Prokuratura wszczęła śledztwo w sprawie wczorajszej katastrofy autobusu w Łaziskach na Śląsku. Zginęły w nim 2 osoby, a 21 zostało rannych. Na razie śledztwo toczy się w sprawie, a nie przeciwko konkretnej osobie. Wypadek zakwalifikowano jako katastrofę w ruchu lądowym.

W szpitalach przebywa jeszcze 11 osób. Dwie kolejne, lżej ranne wyjdą do domu dziś lub jutro. Mocniej potłuczeni i z licznymi złamaniami pozostaną w szpitalach od kilku do kilkunastu dni.

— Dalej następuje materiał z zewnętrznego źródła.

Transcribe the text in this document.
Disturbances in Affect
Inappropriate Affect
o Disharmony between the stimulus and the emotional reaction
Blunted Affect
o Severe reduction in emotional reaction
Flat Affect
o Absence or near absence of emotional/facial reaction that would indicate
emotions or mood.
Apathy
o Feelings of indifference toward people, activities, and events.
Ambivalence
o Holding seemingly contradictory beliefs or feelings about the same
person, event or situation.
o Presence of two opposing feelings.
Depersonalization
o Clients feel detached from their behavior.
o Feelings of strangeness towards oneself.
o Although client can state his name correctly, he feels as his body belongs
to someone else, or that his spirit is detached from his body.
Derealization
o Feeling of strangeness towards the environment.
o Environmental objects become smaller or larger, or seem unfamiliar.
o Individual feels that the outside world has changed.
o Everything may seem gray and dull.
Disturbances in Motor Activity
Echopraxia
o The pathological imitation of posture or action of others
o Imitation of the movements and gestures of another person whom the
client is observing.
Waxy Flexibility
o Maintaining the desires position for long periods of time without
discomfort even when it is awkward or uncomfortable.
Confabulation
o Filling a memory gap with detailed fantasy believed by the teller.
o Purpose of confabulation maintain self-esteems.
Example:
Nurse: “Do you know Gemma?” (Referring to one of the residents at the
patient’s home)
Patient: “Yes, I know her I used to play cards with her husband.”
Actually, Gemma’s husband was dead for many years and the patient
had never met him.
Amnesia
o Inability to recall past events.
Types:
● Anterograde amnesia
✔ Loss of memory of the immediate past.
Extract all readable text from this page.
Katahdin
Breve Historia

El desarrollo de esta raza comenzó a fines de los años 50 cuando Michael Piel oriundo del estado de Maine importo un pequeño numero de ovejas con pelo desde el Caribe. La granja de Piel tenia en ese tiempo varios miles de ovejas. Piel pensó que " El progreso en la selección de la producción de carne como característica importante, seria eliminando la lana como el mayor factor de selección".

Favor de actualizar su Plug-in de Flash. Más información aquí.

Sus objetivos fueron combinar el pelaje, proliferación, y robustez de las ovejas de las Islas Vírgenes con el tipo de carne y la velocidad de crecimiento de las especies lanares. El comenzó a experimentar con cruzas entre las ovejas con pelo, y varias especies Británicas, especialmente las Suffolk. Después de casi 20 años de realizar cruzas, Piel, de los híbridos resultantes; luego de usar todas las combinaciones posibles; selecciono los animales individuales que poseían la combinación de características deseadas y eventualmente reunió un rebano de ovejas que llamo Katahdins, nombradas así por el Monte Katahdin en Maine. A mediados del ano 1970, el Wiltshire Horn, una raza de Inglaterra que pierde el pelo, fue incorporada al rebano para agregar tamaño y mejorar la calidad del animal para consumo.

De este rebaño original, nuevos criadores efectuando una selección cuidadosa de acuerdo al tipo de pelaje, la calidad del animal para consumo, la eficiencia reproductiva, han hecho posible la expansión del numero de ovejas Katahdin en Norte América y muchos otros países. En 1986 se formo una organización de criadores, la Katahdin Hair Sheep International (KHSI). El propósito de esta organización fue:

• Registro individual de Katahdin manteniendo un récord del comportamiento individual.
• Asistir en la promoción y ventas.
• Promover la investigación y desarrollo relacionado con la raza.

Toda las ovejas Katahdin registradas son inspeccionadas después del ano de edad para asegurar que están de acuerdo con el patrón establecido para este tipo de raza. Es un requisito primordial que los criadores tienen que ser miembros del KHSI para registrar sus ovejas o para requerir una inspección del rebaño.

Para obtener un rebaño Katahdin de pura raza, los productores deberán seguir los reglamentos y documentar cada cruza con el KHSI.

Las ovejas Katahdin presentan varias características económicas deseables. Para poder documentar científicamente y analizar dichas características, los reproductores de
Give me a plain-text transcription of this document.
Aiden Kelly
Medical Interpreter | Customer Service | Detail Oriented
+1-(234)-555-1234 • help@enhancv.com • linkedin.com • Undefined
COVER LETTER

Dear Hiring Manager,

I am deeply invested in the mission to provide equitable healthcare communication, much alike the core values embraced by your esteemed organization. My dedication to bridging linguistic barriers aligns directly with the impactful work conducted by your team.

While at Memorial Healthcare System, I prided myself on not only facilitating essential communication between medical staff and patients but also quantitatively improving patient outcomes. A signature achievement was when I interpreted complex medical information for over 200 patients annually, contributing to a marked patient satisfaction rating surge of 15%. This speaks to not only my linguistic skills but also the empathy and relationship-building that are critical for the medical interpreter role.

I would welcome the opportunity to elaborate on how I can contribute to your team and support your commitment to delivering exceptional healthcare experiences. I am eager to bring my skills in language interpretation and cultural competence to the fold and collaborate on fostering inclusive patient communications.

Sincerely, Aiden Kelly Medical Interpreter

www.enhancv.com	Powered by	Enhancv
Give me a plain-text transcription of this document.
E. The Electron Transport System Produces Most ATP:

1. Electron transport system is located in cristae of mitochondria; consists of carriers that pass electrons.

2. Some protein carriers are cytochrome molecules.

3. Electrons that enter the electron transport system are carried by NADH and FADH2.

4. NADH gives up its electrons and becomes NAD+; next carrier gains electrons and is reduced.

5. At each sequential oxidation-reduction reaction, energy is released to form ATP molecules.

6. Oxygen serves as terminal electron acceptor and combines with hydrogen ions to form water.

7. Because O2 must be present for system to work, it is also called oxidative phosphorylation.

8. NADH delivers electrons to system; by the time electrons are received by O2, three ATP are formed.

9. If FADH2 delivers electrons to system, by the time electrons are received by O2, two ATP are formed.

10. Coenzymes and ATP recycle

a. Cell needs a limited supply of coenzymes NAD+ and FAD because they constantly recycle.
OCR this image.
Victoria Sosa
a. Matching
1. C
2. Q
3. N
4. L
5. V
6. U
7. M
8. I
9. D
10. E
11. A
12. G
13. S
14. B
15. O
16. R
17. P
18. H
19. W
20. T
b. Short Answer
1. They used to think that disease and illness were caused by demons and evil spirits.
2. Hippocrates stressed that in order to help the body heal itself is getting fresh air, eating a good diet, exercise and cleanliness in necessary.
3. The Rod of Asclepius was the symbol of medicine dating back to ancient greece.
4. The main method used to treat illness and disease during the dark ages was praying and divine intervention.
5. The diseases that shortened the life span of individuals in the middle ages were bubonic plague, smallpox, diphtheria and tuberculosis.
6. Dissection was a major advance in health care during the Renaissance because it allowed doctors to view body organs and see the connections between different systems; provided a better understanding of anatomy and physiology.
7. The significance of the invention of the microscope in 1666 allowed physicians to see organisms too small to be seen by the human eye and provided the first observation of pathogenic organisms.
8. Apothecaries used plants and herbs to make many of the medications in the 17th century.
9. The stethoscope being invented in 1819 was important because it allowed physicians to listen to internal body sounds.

Jak dowiedział się w prokuraturze reporter RMF FM Marcin Buczek, podawana przez policje informacja o eksplozji w autobusie gaśnicy, to tylko jedna z hipotez śledztwa. Biegli będą też między innymi sprawdzać, czy samochód był sprawny. Nie wiadomo dalej co z budynkiem, w który uderzył autobus. Inspektor budowlany wstępnie ustalił, że naruszona została ściana nośna. Na razie uszkodzenie zabezpieczono i do jednego z pomieszczeń nie wolno wchodzić.